Its voice has become very weak, and it is dissolving into the background clutter of ephemeral cultural criticism.... So it's dying, but it's everywhere. It's ignored, and yet it has the market behind it.... In a sense, then, art criticism is very healthy indeed. So healthy that it is outstripping its readers--there is more of it around than anyone can read.

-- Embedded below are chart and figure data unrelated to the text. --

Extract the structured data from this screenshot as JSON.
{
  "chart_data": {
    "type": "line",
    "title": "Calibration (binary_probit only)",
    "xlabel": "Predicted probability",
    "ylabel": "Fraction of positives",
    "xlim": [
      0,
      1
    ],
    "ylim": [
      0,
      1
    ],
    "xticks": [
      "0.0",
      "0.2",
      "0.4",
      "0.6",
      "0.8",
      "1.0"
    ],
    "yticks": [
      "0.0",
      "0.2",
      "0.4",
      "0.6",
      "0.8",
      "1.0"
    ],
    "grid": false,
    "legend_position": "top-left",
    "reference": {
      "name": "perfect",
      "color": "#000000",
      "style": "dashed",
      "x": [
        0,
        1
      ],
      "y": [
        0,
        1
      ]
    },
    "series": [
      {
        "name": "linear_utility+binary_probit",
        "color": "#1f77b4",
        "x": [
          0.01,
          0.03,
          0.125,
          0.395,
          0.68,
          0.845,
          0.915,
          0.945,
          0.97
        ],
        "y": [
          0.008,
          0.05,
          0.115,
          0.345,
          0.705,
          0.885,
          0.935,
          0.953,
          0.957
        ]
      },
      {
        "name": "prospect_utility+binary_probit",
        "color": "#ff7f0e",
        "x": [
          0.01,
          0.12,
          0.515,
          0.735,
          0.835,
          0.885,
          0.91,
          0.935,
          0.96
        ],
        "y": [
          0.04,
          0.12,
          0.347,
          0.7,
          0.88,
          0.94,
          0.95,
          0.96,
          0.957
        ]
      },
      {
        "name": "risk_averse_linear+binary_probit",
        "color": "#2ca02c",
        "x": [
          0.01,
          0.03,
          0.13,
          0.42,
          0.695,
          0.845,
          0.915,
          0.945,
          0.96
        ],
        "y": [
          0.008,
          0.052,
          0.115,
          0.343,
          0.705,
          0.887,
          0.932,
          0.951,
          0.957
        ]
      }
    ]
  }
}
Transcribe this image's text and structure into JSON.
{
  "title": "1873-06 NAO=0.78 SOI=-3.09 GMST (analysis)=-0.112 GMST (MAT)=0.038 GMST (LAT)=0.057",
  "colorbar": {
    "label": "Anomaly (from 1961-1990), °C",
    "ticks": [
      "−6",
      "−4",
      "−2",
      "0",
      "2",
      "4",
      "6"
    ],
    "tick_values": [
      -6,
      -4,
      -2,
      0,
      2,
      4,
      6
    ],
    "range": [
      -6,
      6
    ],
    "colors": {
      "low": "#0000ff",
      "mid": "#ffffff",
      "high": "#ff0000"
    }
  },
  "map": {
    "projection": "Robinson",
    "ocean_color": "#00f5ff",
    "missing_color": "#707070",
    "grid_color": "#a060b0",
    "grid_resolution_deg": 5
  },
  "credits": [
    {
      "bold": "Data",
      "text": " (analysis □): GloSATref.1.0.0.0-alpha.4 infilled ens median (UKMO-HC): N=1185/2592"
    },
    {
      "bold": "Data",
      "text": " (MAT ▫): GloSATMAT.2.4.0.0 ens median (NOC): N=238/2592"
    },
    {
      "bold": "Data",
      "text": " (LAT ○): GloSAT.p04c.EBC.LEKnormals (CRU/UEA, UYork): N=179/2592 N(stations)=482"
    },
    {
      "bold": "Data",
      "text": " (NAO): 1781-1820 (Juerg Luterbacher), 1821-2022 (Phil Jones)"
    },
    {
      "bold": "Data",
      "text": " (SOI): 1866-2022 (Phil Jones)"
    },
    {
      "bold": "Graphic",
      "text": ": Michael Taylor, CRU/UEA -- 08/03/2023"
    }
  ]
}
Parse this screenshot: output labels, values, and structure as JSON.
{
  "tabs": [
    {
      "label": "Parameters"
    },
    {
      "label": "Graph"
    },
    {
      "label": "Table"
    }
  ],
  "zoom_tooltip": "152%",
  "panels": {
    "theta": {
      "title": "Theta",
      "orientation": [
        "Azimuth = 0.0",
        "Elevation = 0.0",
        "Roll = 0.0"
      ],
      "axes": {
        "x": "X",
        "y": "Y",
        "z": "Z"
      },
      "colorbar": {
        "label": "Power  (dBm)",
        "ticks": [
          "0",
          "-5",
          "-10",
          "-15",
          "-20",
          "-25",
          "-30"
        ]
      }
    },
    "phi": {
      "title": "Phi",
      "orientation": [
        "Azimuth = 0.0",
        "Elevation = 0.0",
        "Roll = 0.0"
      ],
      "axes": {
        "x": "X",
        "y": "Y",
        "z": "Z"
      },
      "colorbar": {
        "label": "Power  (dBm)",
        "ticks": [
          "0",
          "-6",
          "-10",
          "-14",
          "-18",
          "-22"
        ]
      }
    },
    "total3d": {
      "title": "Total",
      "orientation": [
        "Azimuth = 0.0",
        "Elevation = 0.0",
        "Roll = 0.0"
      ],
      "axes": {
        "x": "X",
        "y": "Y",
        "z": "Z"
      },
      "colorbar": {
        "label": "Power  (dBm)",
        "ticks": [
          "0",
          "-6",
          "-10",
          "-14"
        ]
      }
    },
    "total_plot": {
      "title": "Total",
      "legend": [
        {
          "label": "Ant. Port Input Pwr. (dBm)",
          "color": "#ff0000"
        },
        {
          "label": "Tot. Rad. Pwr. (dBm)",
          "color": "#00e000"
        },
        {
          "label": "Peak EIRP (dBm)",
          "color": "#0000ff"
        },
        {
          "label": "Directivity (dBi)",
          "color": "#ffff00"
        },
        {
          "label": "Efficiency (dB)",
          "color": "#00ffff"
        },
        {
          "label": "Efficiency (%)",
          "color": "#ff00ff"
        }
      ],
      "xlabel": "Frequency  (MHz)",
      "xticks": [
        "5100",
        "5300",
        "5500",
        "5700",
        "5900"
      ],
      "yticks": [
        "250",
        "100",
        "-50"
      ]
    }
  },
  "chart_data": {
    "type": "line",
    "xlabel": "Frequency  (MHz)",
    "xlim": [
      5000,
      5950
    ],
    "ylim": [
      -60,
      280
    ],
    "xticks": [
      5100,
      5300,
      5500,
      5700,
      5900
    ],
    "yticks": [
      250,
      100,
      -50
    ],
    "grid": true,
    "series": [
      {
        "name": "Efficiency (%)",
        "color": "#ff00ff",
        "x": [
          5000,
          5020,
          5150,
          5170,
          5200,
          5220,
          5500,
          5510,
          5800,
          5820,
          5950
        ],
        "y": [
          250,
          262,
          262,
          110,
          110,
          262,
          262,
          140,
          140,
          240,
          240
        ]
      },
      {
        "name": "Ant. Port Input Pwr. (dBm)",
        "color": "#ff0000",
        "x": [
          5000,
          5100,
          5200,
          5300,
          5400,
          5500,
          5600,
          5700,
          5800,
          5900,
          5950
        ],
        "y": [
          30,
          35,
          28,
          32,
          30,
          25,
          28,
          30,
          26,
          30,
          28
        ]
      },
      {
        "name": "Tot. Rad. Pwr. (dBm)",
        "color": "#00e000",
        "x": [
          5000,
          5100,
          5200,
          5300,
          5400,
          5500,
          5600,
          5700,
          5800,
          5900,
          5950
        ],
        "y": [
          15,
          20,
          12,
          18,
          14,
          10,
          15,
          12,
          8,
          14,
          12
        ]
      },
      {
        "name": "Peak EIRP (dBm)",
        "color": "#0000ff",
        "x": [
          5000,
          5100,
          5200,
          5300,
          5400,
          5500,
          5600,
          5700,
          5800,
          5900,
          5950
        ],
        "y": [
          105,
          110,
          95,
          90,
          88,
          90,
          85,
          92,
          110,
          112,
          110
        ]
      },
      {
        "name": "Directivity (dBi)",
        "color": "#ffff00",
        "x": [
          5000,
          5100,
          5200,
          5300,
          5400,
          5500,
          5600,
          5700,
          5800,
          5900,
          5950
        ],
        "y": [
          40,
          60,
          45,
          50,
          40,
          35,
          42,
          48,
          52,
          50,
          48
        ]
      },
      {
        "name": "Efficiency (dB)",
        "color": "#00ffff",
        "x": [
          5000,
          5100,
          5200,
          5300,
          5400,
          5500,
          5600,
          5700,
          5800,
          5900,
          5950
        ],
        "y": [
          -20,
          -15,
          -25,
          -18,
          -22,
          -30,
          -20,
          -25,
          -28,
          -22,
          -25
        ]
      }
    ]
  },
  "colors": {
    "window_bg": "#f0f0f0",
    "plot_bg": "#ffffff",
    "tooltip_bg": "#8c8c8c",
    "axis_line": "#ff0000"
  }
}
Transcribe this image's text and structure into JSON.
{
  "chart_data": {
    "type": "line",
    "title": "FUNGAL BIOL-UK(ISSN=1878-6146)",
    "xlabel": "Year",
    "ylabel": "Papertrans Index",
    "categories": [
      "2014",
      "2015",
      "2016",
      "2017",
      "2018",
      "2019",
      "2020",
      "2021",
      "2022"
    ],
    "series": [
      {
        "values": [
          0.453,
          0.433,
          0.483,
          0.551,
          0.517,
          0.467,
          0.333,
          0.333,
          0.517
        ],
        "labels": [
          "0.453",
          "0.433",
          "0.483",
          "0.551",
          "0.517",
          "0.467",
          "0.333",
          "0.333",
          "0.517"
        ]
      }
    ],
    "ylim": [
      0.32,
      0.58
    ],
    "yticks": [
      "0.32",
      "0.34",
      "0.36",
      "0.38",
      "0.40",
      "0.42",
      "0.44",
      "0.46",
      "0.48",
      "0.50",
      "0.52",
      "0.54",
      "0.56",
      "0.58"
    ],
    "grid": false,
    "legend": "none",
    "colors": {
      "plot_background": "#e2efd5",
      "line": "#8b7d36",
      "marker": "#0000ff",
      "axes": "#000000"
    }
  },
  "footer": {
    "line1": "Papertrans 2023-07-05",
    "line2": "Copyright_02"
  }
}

Elkins's "more of it around than anybody can read" refers mainly to specialist art publications, from the glossiest and most readable to the most hermetic and small-circulation "little magazines." But occasionally, one of the mass-circulation magazines offers what's called in the business a "package" or "takeout" on art. The December 2006 Vanity Fair, for instance, devoted almost 80 pages in what its cover designated "The Art Issue" to the contemporary art "universe." To be fair, the VF treatment did offer a platter of red meat--a symposium on the state of the art world with a prominent dealer, collector, editor, artist, auctioneer and curator, profiles of established and emerging artists, and looks back at the Warhol Factory and the dramatis personae of early modernism. But, in the context of a magazine that smells like a cosmetics counter, feels like a Christmas catalogue and looks like a runway show, art bottom-lined once again as a frou-frou for the trendy rich. In W's "Art Issue," which ran a month earlier, art fared no better.

Judging by the newspapers of many major American cities and some national magazines, the more straightforwardly journalistic popular press appears to be covering art with some thoroughness. Roberta Smith, Holland Cotter and Michael Kimmelman at the New York Times, Peter Schjeldahl at the New Yorker, Mark Stevens at New York magazine, Jerry Saltz at the Village Voice, Jed Perl at the New Republic, Arthur Danto at the Nation, Ken Johnson (now) at the Boston Globe, Edward Sozanski and Edith Newhall at the Philadelphia Inquirer, Christopher Knight and David Pagel at the Los Angeles Times, Kenneth Baker at the San Francisco Chronicle, Robert L. Pincus at the San Diego Union-Tribune and several others produce a veritable mountain of words about art every month. And most if not all of their publications also print additional art writing by freelancers and stringers.